Leagues and leagues, of ponds like a story.
Goro Takano’s hand on a third language. Camera.
Gamelan. The eel I choose for lunch, it hails from
Miyazaki, same place the little hair iron
manufacturer you use keeps its headquarters. The gene pool
of songs marinates a personality, to remind a listener of a hundred
lost loves. Are we content with viscous syrups, or cold enough.
A winter morning. More sway than a butcher bird: plastic chopping board.
The history game is a way to insert oneself as Ann Curthoys.
Our problem is not a lack of stories, but a lack of fans.
I know that I watch more Twitter than I read.
I was the Prince of Los Angeles, that’s why. It’s critical.
I am a Wollongong dolphin, kissing another.
This year’s annual Chinese character was “gold”, meaning nothing.
You learn to bury your father’s brother, better than you.
McDonald’s in an Emergency
That’s probably the only thing my people have in common with me:
In an emergency, we belong in the en attendant. They march
at the least stirring. Now that the tinnitus represents a reboot, supply
chains parts of a mainframe future, I’m never off egos.
Suppose I never was. Eileen – they were there first – in my heart.
A Deathstar hive of McDonald’ses all clustered together like grapes.
The self and their satellized poetry – steal a Taiwan-Japan rapprochement,
irony the communist the alternative, as all rocks and hard places are, no?
The person-on-person glee that they semble in our storytelling, this
fashion shoot of a stage seals, fall – and be an optimistic avatar of the
demon teaching healthy fear – know turpitude. What’s he doing
between the sugar cane and the toad; we’re suspicious of our hero. The gulf
between Oceania and Sakhalin alone will keep a lithe brain grey.

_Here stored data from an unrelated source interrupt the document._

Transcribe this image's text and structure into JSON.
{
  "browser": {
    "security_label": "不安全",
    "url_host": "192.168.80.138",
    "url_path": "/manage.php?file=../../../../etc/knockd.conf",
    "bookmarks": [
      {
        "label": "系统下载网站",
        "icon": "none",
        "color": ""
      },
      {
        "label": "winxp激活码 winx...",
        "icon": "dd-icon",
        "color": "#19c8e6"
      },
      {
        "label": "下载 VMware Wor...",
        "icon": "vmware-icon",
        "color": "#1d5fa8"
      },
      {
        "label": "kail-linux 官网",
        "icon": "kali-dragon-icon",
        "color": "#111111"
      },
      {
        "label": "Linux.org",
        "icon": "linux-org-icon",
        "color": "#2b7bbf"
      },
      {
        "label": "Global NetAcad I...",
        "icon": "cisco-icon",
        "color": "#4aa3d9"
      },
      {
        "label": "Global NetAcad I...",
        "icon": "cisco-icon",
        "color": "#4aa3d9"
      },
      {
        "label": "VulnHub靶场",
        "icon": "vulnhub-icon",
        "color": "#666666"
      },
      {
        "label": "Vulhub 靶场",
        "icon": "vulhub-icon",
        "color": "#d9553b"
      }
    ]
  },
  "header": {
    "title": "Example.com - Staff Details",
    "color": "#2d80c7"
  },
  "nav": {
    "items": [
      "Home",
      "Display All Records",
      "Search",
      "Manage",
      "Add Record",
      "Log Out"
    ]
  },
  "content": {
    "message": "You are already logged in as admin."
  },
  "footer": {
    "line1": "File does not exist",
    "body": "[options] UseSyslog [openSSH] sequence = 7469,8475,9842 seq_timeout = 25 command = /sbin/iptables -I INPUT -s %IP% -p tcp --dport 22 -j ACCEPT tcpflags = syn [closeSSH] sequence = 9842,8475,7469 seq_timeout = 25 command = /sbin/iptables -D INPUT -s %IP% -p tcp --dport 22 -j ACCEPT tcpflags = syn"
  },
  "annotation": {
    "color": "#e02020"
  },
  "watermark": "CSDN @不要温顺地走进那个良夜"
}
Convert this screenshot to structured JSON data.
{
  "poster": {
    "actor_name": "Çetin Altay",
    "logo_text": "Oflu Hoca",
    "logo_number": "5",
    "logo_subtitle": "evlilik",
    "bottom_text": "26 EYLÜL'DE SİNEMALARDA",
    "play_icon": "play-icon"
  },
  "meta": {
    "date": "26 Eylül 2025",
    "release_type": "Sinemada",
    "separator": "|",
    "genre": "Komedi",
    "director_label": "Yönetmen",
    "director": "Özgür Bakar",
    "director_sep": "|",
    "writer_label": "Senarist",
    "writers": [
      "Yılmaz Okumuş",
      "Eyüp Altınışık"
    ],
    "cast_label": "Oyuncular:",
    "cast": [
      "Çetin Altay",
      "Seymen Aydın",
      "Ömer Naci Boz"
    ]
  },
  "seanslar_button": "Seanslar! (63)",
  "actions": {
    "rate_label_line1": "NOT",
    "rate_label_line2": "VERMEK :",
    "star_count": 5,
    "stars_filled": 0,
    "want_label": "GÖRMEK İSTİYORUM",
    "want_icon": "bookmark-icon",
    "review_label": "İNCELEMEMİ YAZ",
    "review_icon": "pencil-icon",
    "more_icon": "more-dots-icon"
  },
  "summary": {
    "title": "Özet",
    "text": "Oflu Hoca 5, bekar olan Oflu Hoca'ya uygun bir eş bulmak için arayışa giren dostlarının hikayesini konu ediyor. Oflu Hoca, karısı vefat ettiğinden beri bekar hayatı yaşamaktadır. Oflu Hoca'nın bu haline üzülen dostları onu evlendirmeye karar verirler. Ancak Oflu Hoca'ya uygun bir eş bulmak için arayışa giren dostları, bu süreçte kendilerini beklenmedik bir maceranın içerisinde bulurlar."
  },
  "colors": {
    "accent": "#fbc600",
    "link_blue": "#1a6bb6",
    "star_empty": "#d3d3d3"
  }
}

Corey Wakeling is a writer, scholar, and translator living in Tokyo. He is the author of four collections, his most recent collection Uncle of Cats, published with Cordite in 2025. Born in the UK and raised in Australia, Corey was granted a PhD in English and Theatre Studies at the University of Melbourne in 2013, and has lived in Japan since 2015. He works as an associate professor of English literature at Aoyama Gakuin University.